Add custom stopwordlist to indexer
Trojan13 opened this issue · comments
Question
I am trying to replicate an old study that uses SMART Stopword list. This list is not in the standard of pyterrier included. Does pyterrier support the usage of custom stopword lists? If so how?
Idea
I know terrier has the class Stopwords and it takes a 'filename' as property. But how do I access this via pyterrier?
I want to do indexing like:
smartStopword = pt.TerrierStopwords(filename='en.txt')
indexer = pt.index.IterDictIndexer(pt_index_path,
blocks=True,
stopwords=TerrierStopwords)
Is this possible?
I hope this is the right place to ask. If not I am sorry.
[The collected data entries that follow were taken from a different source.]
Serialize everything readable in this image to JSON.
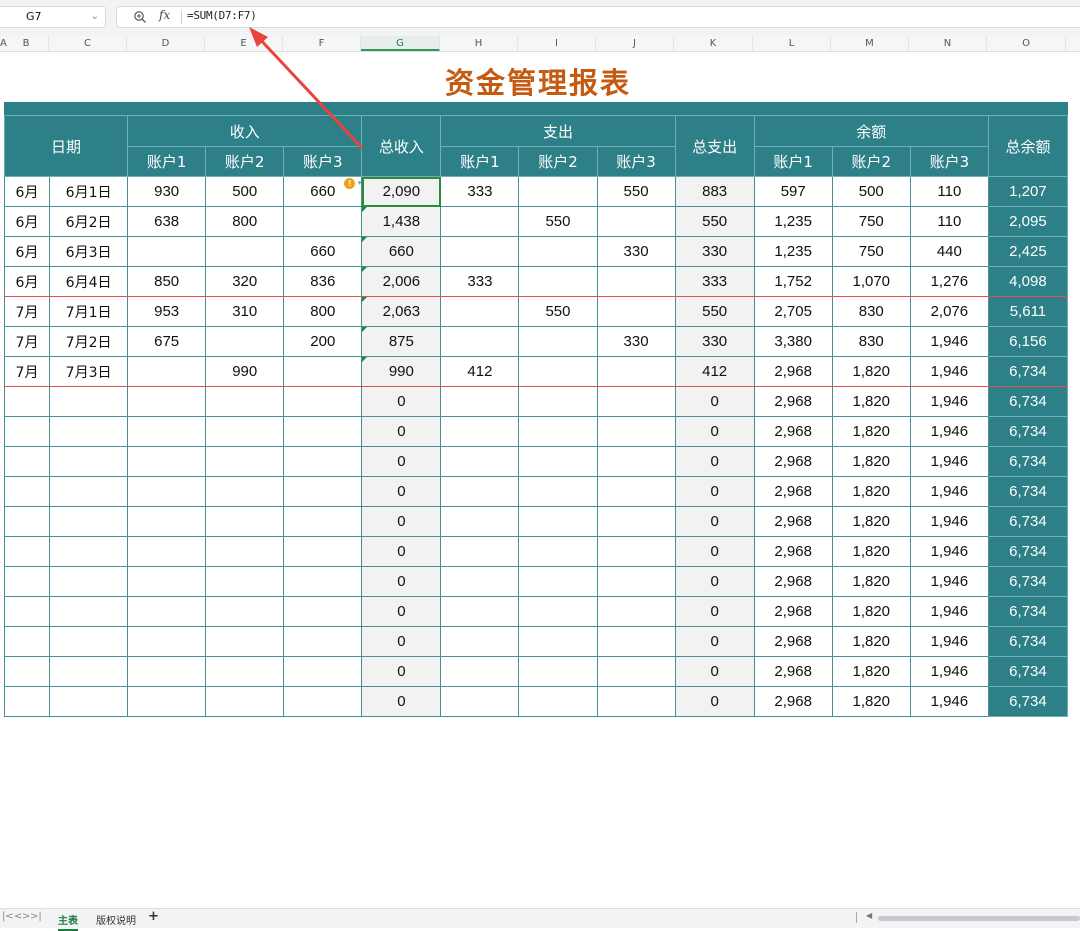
{
  "formula_bar": {
    "cell_ref": "G7",
    "formula": "=SUM(D7:F7)",
    "fx_label": "fx",
    "zoom_icon": "zoom-in-icon",
    "chevron_icon": "chevron-down-icon"
  },
  "columns": [
    "A",
    "B",
    "C",
    "D",
    "E",
    "F",
    "G",
    "H",
    "I",
    "J",
    "K",
    "L",
    "M",
    "N",
    "O"
  ],
  "active_column": "G",
  "title": "资金管理报表",
  "colors": {
    "header_teal": "#2d7f88",
    "title_orange": "#c55a11",
    "selection_green": "#2e8b3e",
    "month_divider": "#e05252",
    "annotation_red": "#e8443a"
  },
  "headers": {
    "date": "日期",
    "income_group": "收入",
    "total_income": "总收入",
    "expense_group": "支出",
    "total_expense": "总支出",
    "balance_group": "余额",
    "total_balance": "总余额",
    "acc1": "账户1",
    "acc2": "账户2",
    "acc3": "账户3"
  },
  "rows": [
    {
      "month": "6月",
      "date": "6月1日",
      "in1": "930",
      "in2": "500",
      "in3": "660",
      "total_in": "2,090",
      "out1": "333",
      "out2": "",
      "out3": "550",
      "total_out": "883",
      "bal1": "597",
      "bal2": "500",
      "bal3": "110",
      "total_bal": "1,207"
    },
    {
      "month": "6月",
      "date": "6月2日",
      "in1": "638",
      "in2": "800",
      "in3": "",
      "total_in": "1,438",
      "out1": "",
      "out2": "550",
      "out3": "",
      "total_out": "550",
      "bal1": "1,235",
      "bal2": "750",
      "bal3": "110",
      "total_bal": "2,095"
    },
    {
      "month": "6月",
      "date": "6月3日",
      "in1": "",
      "in2": "",
      "in3": "660",
      "total_in": "660",
      "out1": "",
      "out2": "",
      "out3": "330",
      "total_out": "330",
      "bal1": "1,235",
      "bal2": "750",
      "bal3": "440",
      "total_bal": "2,425"
    },
    {
      "month": "6月",
      "date": "6月4日",
      "in1": "850",
      "in2": "320",
      "in3": "836",
      "total_in": "2,006",
      "out1": "333",
      "out2": "",
      "out3": "",
      "total_out": "333",
      "bal1": "1,752",
      "bal2": "1,070",
      "bal3": "1,276",
      "total_bal": "4,098"
    },
    {
      "month": "7月",
      "date": "7月1日",
      "in1": "953",
      "in2": "310",
      "in3": "800",
      "total_in": "2,063",
      "out1": "",
      "out2": "550",
      "out3": "",
      "total_out": "550",
      "bal1": "2,705",
      "bal2": "830",
      "bal3": "2,076",
      "total_bal": "5,611"
    },
    {
      "month": "7月",
      "date": "7月2日",
      "in1": "675",
      "in2": "",
      "in3": "200",
      "total_in": "875",
      "out1": "",
      "out2": "",
      "out3": "330",
      "total_out": "330",
      "bal1": "3,380",
      "bal2": "830",
      "bal3": "1,946",
      "total_bal": "6,156"
    },
    {
      "month": "7月",
      "date": "7月3日",
      "in1": "",
      "in2": "990",
      "in3": "",
      "total_in": "990",
      "out1": "412",
      "out2": "",
      "out3": "",
      "total_out": "412",
      "bal1": "2,968",
      "bal2": "1,820",
      "bal3": "1,946",
      "total_bal": "6,734"
    },
    {
      "month": "",
      "date": "",
      "in1": "",
      "in2": "",
      "in3": "",
      "total_in": "0",
      "out1": "",
      "out2": "",
      "out3": "",
      "total_out": "0",
      "bal1": "2,968",
      "bal2": "1,820",
      "bal3": "1,946",
      "total_bal": "6,734"
    },
    {
      "month": "",
      "date": "",
      "in1": "",
      "in2": "",
      "in3": "",
      "total_in": "0",
      "out1": "",
      "out2": "",
      "out3": "",
      "total_out": "0",
      "bal1": "2,968",
      "bal2": "1,820",
      "bal3": "1,946",
      "total_bal": "6,734"
    },
    {
      "month": "",
      "date": "",
      "in1": "",
      "in2": "",
      "in3": "",
      "total_in": "0",
      "out1": "",
      "out2": "",
      "out3": "",
      "total_out": "0",
      "bal1": "2,968",
      "bal2": "1,820",
      "bal3": "1,946",
      "total_bal": "6,734"
    },
    {
      "month": "",
      "date": "",
      "in1": "",
      "in2": "",
      "in3": "",
      "total_in": "0",
      "out1": "",
      "out2": "",
      "out3": "",
      "total_out": "0",
      "bal1": "2,968",
      "bal2": "1,820",
      "bal3": "1,946",
      "total_bal": "6,734"
    },
    {
      "month": "",
      "date": "",
      "in1": "",
      "in2": "",
      "in3": "",
      "total_in": "0",
      "out1": "",
      "out2": "",
      "out3": "",
      "total_out": "0",
      "bal1": "2,968",
      "bal2": "1,820",
      "bal3": "1,946",
      "total_bal": "6,734"
    },
    {
      "month": "",
      "date": "",
      "in1": "",
      "in2": "",
      "in3": "",
      "total_in": "0",
      "out1": "",
      "out2": "",
      "out3": "",
      "total_out": "0",
      "bal1": "2,968",
      "bal2": "1,820",
      "bal3": "1,946",
      "total_bal": "6,734"
    },
    {
      "month": "",
      "date": "",
      "in1": "",
      "in2": "",
      "in3": "",
      "total_in": "0",
      "out1": "",
      "out2": "",
      "out3": "",
      "total_out": "0",
      "bal1": "2,968",
      "bal2": "1,820",
      "bal3": "1,946",
      "total_bal": "6,734"
    },
    {
      "month": "",
      "date": "",
      "in1": "",
      "in2": "",
      "in3": "",
      "total_in": "0",
      "out1": "",
      "out2": "",
      "out3": "",
      "total_out": "0",
      "bal1": "2,968",
      "bal2": "1,820",
      "bal3": "1,946",
      "total_bal": "6,734"
    },
    {
      "month": "",
      "date": "",
      "in1": "",
      "in2": "",
      "in3": "",
      "total_in": "0",
      "out1": "",
      "out2": "",
      "out3": "",
      "total_out": "0",
      "bal1": "2,968",
      "bal2": "1,820",
      "bal3": "1,946",
      "total_bal": "6,734"
    },
    {
      "month": "",
      "date": "",
      "in1": "",
      "in2": "",
      "in3": "",
      "total_in": "0",
      "out1": "",
      "out2": "",
      "out3": "",
      "total_out": "0",
      "bal1": "2,968",
      "bal2": "1,820",
      "bal3": "1,946",
      "total_bal": "6,734"
    },
    {
      "month": "",
      "date": "",
      "in1": "",
      "in2": "",
      "in3": "",
      "total_in": "0",
      "out1": "",
      "out2": "",
      "out3": "",
      "total_out": "0",
      "bal1": "2,968",
      "bal2": "1,820",
      "bal3": "1,946",
      "total_bal": "6,734"
    }
  ],
  "selected_cell": {
    "row": 0,
    "col": "total_in"
  },
  "warning_icon": "warning-icon",
  "tabs": {
    "nav_first": "|<",
    "nav_prev": "<",
    "nav_next": ">",
    "nav_last": ">|",
    "sheet1": "主表",
    "sheet2": "版权说明",
    "add": "+"
  }
}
yes, we wanted to do custom lists, but havent integrated it yet. Meanwhile, you should be able to set the property on the indexer:
indxr = pt.IterDictIndexer(pt_index_path)
indxr.setProperty("stopwords.filename", "/path/to/smart-list.txt")
but be very careful of comparing transformers and indices using different stopwords within the same Python process, as the property is a global.
I'm working on an implementation that will exposes a stopword indexing API as follows:
indexer = pt.IterDictIndexer(pt_index_path, stopwords=['a', 'an', 'the'])
The stopword list is saved inside the index's data.properties file. However, I'll need to make changes upstream in Terrier for the retrieval side.